(Updates with report’s interest-rate comment in fifth paragraph.)
July 19 (Bloomberg) -- Directors at the Federal Reserve’s regional banks expressed “heightened caution” about the pace of improvement in the economy, according to minutes of Board of Governors’ meetings in May and June.
The directors of the 12 banks “generally noted that recent economic data had been weaker than expected, and they expressed a heightened caution about the likely pace of improvement in the economy over coming quarters,” according to the minutes released in Washington today, which summarize discussions at the regional banks.
The minutes show that directors of the Fed’s regional banks shared Fed Chairman Ben S. Bernanke’s view in a press conference last month that some of the “headwinds” facing the economy, such as weakness in housing, “may be stronger and more persistent than we thought.”
“Several directors attributed the slower pace of recovery, in part, to factors that were likely to be transitory, but they expected the recovery would only be moderately strong even after those factors had dissipated,” according to the record of the meetings.
Previous summaries of discount rate meetings included the sentence that “most directors recommended that the current accommodative stance of monetary policy be maintained.” Today’s release said instead that “most directors recommended that the current primary credit rate be maintained.”
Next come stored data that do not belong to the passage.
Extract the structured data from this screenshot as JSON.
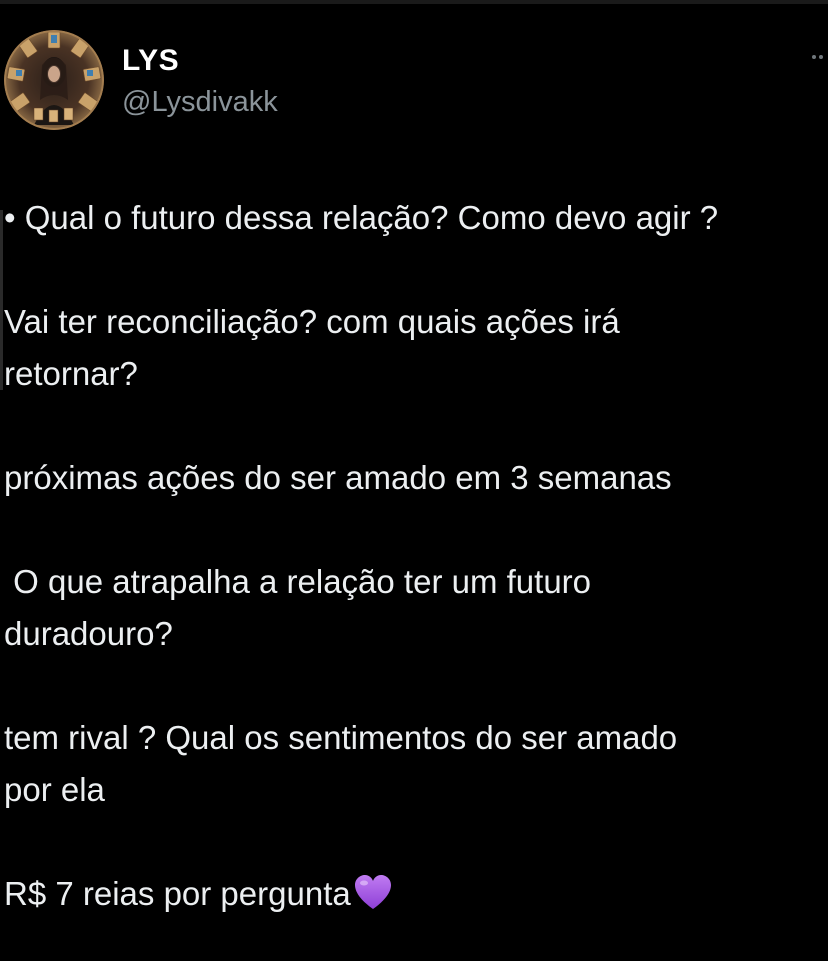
{
  "author": {
    "name": "LYS",
    "handle": "@Lysdivakk"
  },
  "tweet": {
    "paragraphs": [
      "• Qual o futuro dessa relação? Como devo agir ?",
      "Vai ter reconciliação? com quais ações irá\nretornar?",
      "próximas ações do ser amado em 3 semanas",
      " O que atrapalha a relação ter um futuro\nduradouro?",
      "tem rival ? Qual os sentimentos do ser amado\npor ela",
      "R$ 7 reias por pergunta"
    ],
    "emoji": "purple-heart"
  },
  "colors": {
    "background": "#000000",
    "text": "#eceff1",
    "handle": "#8b949a",
    "heart": "#a45ee5"
  },
  "icons": {
    "more": "more-options-icon",
    "avatar": "tarot-reader-avatar"
  }
}
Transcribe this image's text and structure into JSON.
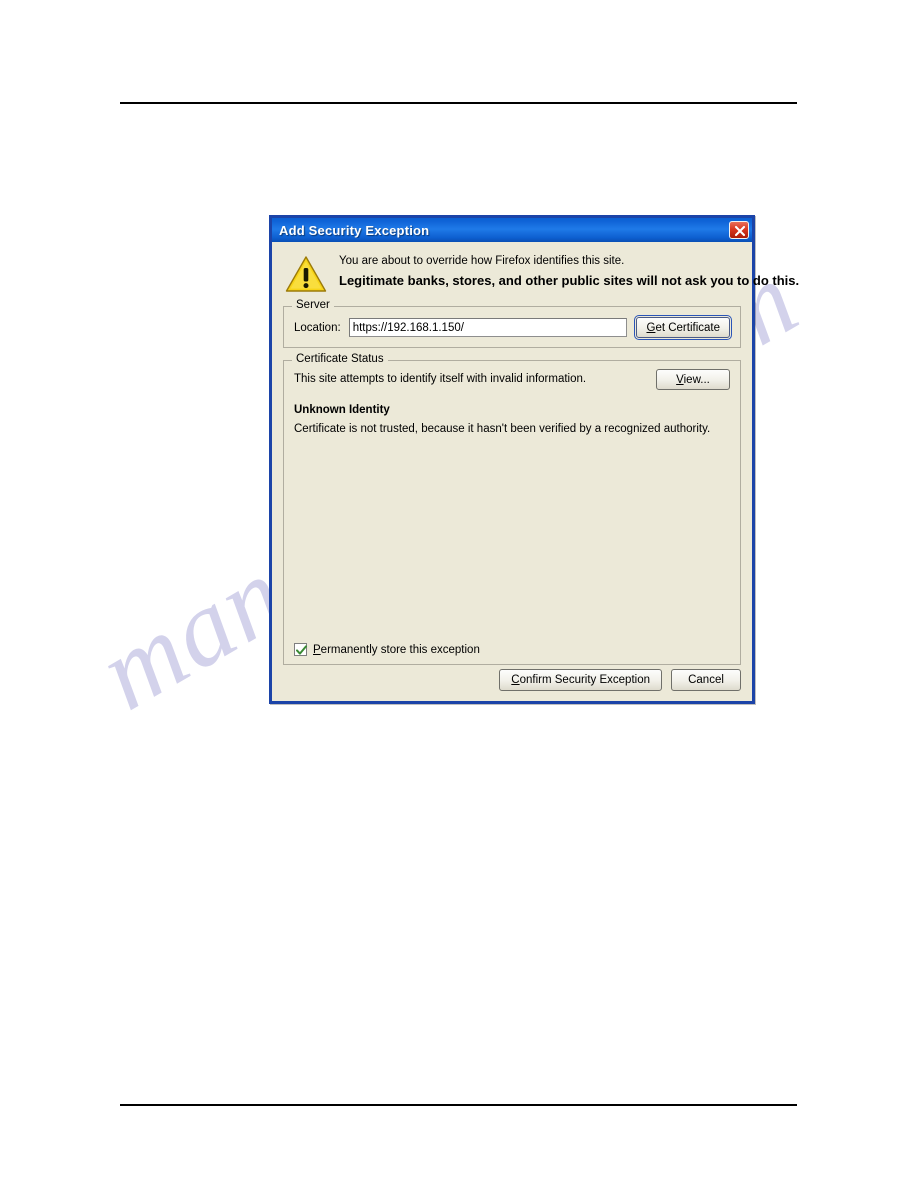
{
  "page": {
    "watermark_text": "manualshive.com",
    "watermark_color": "#b9b8e0",
    "rule_color": "#000000"
  },
  "dialog": {
    "title": "Add Security Exception",
    "titlebar_color": "#1f7ae8",
    "background_color": "#ece9d8",
    "border_color": "#1c44a8",
    "close_button": {
      "icon": "close-icon",
      "color": "#d8341d",
      "label": "Close"
    },
    "warning": {
      "icon": "warning-triangle-icon",
      "icon_color": "#f5cc18",
      "line1": "You are about to override how Firefox identifies this site.",
      "line2": "Legitimate banks, stores, and other public sites will not ask you to do this."
    },
    "server_group": {
      "title": "Server",
      "location_label": "Location:",
      "location_value": "https://192.168.1.150/",
      "location_placeholder": "",
      "get_certificate_button": {
        "prefix": "G",
        "rest": "et Certificate",
        "label": "Get Certificate",
        "focused": true
      }
    },
    "certificate_status_group": {
      "title": "Certificate Status",
      "status_line": "This site attempts to identify itself with invalid information.",
      "view_button": {
        "prefix": "V",
        "rest": "iew...",
        "label": "View..."
      },
      "subheading": "Unknown Identity",
      "detail": "Certificate is not trusted, because it hasn't been verified by a recognized authority.",
      "permanent_checkbox": {
        "checked": true,
        "check_color": "#3a8a34",
        "prefix": "P",
        "rest": "ermanently store this exception",
        "label": "Permanently store this exception"
      }
    },
    "footer": {
      "confirm_button": {
        "prefix": "C",
        "rest": "onfirm Security Exception",
        "label": "Confirm Security Exception"
      },
      "cancel_button": {
        "label": "Cancel"
      }
    }
  }
}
The minutes covered four meetings from May 9 through June 20 to discuss the Fed’s discount rate, which it charges on emergency loans to banks. Recommendations about changing the rate, which has been at 0.75 percent since February 2010, were the same as in previous meetings, with 10 of 12 banks preferring no change. The Kansas City and Dallas Fed banks recommended raising the rate to 1 percent.
A separate set of minutes for the policy-setting Federal Open Market Committee’s June 21-22 discussion about monetary policy were released last week. The FOMC next meets in Washington on Aug. 9.
Directors pointed to price increases and regulatory uncertainty as some of the reasons for the slowdown.
“Many directors said that recent increases in the prices of food and energy had damped consumer spending and sentiment,” today’s minutes said. “Other directors expressed concern that uncertainty about fiscal and regulatory policies was weighing on business investment and hiring.”
Fed banks in Dallas and Kansas City last month said an increase in the discount rate by a quarter-point would be a step toward “a pre-crisis discount rate structure.”
None of the Fed’s 12 banks has changed its recommendation on the rate since June 2010. The Fed’s Washington-based Board of Governors expressed “no sentiment” for a change and kept it at 0.75 percent last month.
As of July 13, banks were borrowing $5 million in primary credit from the Fed discount window. The discount rate is 50 basis points above the Fed funds rate, which has been kept at zero to 0.25 percent since December 2008.
The central bank raised the discount rate in February 2010, a move it described as a “normalization” of lending terms and not a tightening of monetary policy. Prior to August 2007, the Fed kept the rate, also known as the primary credit rate, 1 percentage point above the target for the benchmark federal funds rate.
Discount-rate changes are requested by boards of directors at the 12 regional Fed banks. The requests are subject to final review and determination by the Fed Board, which consists of the central bank’s five Washington-based governors. They review requests about every two weeks.